Participants will also undergo a PET/CT scan using an intravenous glucose tracer known as FDG. These scans will be performed at baseline, and additional diagnostic imaging to evaluate the tumor will be performed every three cycles.

“We hope that using FFNP as an imaging agent will provide more precise information about the location of tumors than a PET scan alone can provide,” said Linden, who has previously researched estrogen tracer detection. ER+ breast cancer patients, known as FES-PETapproved by the US Food and Drug Administration in 2020.

In search of undiscovered mutations

King, a professor of medical genetics at the University of Washington School of Medicine and the first person to determine that breast cancer can run in families, will continue his research projects focusing on hereditary breast cancer. King received $225,000 in BCRF funding.

“For many families severely affected by breast cancer, no genetic cause of the disease has been identified,” King said. “Our goal is to understand the heritability of breast cancer in these families.”

The funding will support two ongoing projects, one of which includes a new technology platform that will allow researchers to sequence large stretches of DNA as individual, very long strands, rather than thousands of short bits.

“This approach allows us to detect complex mutations in DNA that would otherwise be undetectable,” King said.

The second project will explore dysregulation of gene expression as the basis of hereditary breast cancer.

“We’re paying particular attention to inherited genetic variations that subtly alter estrogen receptor expression,” King said. “These subtle effects are not mutations, but simply changes in gene expression levels, all within normal limits. “We have very preliminary evidence that these effects may influence breast cancer risk.”
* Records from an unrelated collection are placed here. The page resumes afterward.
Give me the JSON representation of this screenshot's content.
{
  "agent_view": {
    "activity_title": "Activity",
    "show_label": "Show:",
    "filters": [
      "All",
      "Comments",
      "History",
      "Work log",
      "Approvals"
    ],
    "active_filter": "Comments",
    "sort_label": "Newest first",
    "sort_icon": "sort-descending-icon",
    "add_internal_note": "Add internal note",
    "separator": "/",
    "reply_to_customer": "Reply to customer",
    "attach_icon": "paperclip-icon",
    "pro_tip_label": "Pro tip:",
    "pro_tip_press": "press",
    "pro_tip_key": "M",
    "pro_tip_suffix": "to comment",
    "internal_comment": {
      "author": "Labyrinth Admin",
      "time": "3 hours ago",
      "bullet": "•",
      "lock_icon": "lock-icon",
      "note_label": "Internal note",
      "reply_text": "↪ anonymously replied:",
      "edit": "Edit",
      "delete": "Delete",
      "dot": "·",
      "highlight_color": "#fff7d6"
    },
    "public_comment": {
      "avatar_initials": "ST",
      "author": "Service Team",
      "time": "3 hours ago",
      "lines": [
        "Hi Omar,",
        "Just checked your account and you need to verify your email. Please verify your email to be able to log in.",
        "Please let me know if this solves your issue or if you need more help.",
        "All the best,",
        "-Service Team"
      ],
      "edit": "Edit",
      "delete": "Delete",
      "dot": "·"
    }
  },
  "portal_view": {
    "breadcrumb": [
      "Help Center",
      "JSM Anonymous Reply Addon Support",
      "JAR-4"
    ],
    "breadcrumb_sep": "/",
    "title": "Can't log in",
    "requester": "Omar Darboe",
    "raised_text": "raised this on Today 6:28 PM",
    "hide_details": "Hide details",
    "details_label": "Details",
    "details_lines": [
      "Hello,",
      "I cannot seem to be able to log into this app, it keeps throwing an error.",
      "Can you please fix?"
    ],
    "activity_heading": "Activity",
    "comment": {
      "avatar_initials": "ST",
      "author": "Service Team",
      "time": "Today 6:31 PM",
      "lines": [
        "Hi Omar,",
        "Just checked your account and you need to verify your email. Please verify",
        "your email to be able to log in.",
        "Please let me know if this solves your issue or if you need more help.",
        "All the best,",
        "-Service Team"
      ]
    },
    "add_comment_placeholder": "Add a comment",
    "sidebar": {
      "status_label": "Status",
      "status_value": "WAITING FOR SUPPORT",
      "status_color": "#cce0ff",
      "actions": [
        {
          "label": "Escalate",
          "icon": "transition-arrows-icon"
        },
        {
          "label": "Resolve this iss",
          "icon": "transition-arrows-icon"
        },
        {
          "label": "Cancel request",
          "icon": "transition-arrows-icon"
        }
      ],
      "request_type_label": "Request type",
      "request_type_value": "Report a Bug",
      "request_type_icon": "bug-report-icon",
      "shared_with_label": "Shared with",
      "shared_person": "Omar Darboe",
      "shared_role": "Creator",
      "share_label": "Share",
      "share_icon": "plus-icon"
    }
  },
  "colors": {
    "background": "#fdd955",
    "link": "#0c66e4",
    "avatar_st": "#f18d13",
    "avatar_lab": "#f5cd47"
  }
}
King also received a small grant to work with Israeli and Palestinian researchers on a project aimed at analyzing the hereditary causes of breast cancer in Palestinian women and creating an infrastructure to provide a full range of cancer genetics services, from genetic diagnosis to follow-up. and observation.

Founded in 1993 by Evelyn H. Lauder, the Breast Cancer Research Foundation is the world’s largest private funder of breast cancer research. By investing in the best scientific minds to study all aspects of the disease, from prevention to metastasis, and by fostering interdisciplinary collaboration, BCRF is accelerating the entire field and bringing us closer to the answers we urgently need to end breast cancer. Find out more and get involved at BCRF.org.